If you want the 6.5x284 to be THE rifle, then make it your rifle and get comfy behind it between now and then. Every new rifle needs to get it's first blood. You should get 2950 fps plus with the 140's, and they are heavy for caliber weight which is going to give you a nice high SD. They will absolutely do the trick. Especially at your distance. But, I second don't worry about dropping in it's tracks. Shoot right behind the shoulder and you won't be walking far at all. I too have seen high shoulder shots go bad. I would have zero concerns using that on an elk for your range. Good luck, and enjoy those tenderloins.

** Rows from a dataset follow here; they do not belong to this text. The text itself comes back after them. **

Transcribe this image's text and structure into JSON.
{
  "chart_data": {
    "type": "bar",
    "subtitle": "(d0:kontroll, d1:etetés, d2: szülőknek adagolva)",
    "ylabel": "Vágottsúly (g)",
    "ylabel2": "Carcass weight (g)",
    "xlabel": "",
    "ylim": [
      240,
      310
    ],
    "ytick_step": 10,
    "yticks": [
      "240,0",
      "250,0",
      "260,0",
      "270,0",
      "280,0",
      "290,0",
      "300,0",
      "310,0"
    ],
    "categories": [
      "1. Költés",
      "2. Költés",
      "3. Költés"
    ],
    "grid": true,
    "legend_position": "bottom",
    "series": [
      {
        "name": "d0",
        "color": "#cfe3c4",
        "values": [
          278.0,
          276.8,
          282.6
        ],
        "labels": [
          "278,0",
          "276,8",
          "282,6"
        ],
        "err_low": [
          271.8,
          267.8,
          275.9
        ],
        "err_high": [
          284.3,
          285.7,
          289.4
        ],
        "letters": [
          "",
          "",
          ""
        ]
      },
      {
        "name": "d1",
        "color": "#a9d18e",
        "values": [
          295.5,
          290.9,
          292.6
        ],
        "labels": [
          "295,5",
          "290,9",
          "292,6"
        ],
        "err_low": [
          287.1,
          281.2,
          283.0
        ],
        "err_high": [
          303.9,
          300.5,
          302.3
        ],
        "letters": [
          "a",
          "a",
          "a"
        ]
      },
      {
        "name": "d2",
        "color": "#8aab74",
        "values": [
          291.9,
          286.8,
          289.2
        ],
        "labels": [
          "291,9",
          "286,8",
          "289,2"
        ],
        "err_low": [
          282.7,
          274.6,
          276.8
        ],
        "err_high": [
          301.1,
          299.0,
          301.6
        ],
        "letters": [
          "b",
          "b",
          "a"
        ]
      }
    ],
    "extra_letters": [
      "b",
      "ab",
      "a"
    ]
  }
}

Yep. A nice big hole all the way through the lungs is the right medicine. Best advice I was ever given on elk. If it is not on the ground shoot it again. I will ad to that and say if it is on the ground keep your eye on it and make sure it stays on the ground. I have seen them on the ground then get up without the shooter being ready. This did not end well. The shots that I am most leery of are the ones that the elk drops on the shot. When you can see them stagger and tip over, you are in business. Twice I have seen big bulls drop on the shot, get up and stagger a bit then run off, never to be seen again. I am pretty sure they were hit near the spine but without enough damage to break it. Crease or just under but above the lungs. Just center the lungs and all will go well.